Accessing your intranet web sites through an SSH tunnel

If, from your home, you're connecting to your company's network via a Linux SSH server, and would like to to be able to access all of the corporate intranet web sites, here's how.

First, some assumptions, your SSH server machine must have the following software installed:

  • an SSH server that support SSH2 protocol
  • SSH daemon running with port-forwarding enabled. RedHat Linux has it enabled out-of-the-box.
  • a web (outbound) proxy/cache daemon. RedHat Linux comes with Squid. Note what port your proxy server is running on. Squid runs on port 3128 by default.


Instructions:
You'll be connecting to the SSH server using PuTTY.

  1. Set up a port-forwarding tunnel as follows: L3128=<your_proxy_server_ip_address>:3128

    View Full Image
  2. Connect to your SSH server using the above new settings
  3. Configure your browser proxy setting to use localhost:3128 as the proxy server.

    View Full Image
  4. Now restart your browser, and try accessing an internal web site, for example: http://shrike.karora.ca:8080/supportwiki/


Internal host names will work, since the browser now uses the DNS server on the proxy server for name resolution. The side effect to this is that you're now surfing the web as if you're doing it from your corporate office's computer. So beware of nosy, sniffy network administrators. ;-)
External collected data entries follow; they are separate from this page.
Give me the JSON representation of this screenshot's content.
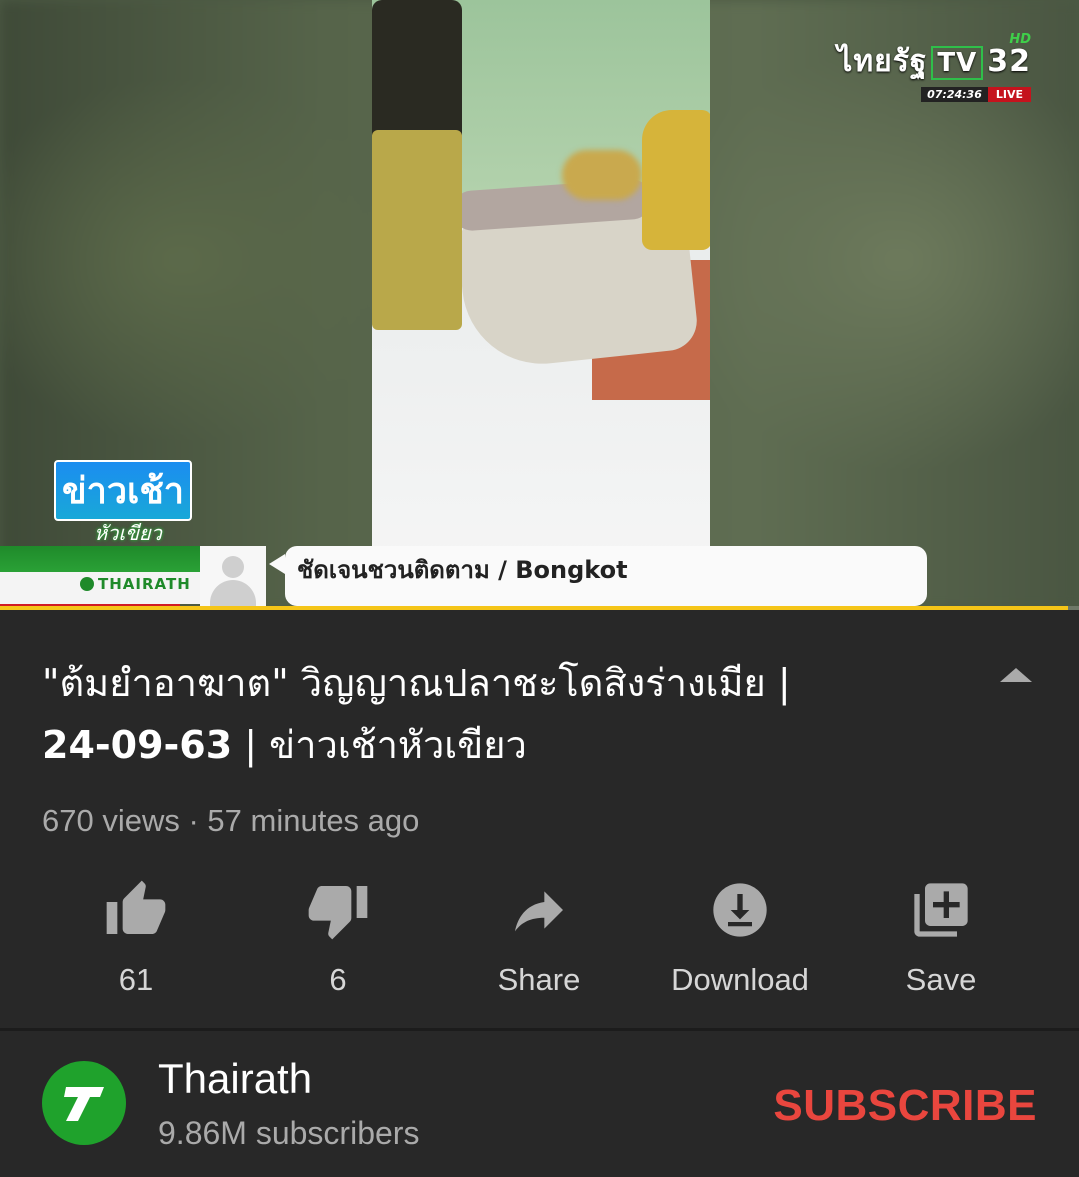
{
  "player": {
    "channel_logo": {
      "brand": "ไทยรัฐ",
      "tv": "TV",
      "number": "32",
      "hd": "HD",
      "clock": "07:24:36",
      "live": "LIVE"
    },
    "show_logo": {
      "line1": "ข่าวเช้า",
      "line2": "หัวเขียว"
    },
    "lower_third": {
      "brand": "THAIRATH",
      "caption": "ชัดเจนชวนติดตาม / Bongkot"
    },
    "progress": 0.99
  },
  "video": {
    "title_main": "\"ต้มยำอาฆาต\" วิญญาณปลาชะโดสิงร่างเมีย |",
    "title_date": "24-09-63",
    "title_rest": " | ข่าวเช้าหัวเขียว",
    "views": "670 views",
    "separator": " · ",
    "age": "57 minutes ago"
  },
  "actions": {
    "like": {
      "label": "61",
      "icon": "thumbs-up-icon"
    },
    "dislike": {
      "label": "6",
      "icon": "thumbs-down-icon"
    },
    "share": {
      "label": "Share",
      "icon": "share-icon"
    },
    "download": {
      "label": "Download",
      "icon": "download-icon"
    },
    "save": {
      "label": "Save",
      "icon": "add-to-playlist-icon"
    }
  },
  "channel": {
    "name": "Thairath",
    "subscribers": "9.86M subscribers",
    "subscribe_label": "SUBSCRIBE",
    "avatar_letter": "T"
  },
  "colors": {
    "background": "#282828",
    "subscribe": "#e9463e",
    "channel_green": "#1fa22c",
    "progress": "#f5c518"
  }
}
The whole thing is relatively simple to set up. The one pain point is the tunnel forwarding setup in PuTTY, not too intuitive for the non-techie users.

I've been thinking of writing (if I ever get any down time, that is) a Java Webstart application that does what PuTTY does, but simplifies the setup for the novice users. The administrator would configure the appropriate tunnel setting on the server side, then send a JNLP URL to the user to click on. The JWS application will launch and will take care of all the config stuff. The user won't have to mess with port forwarding settings or browser proxy settings, whatsoever.

If anyone knows anything out there that already does something like this, please let me know.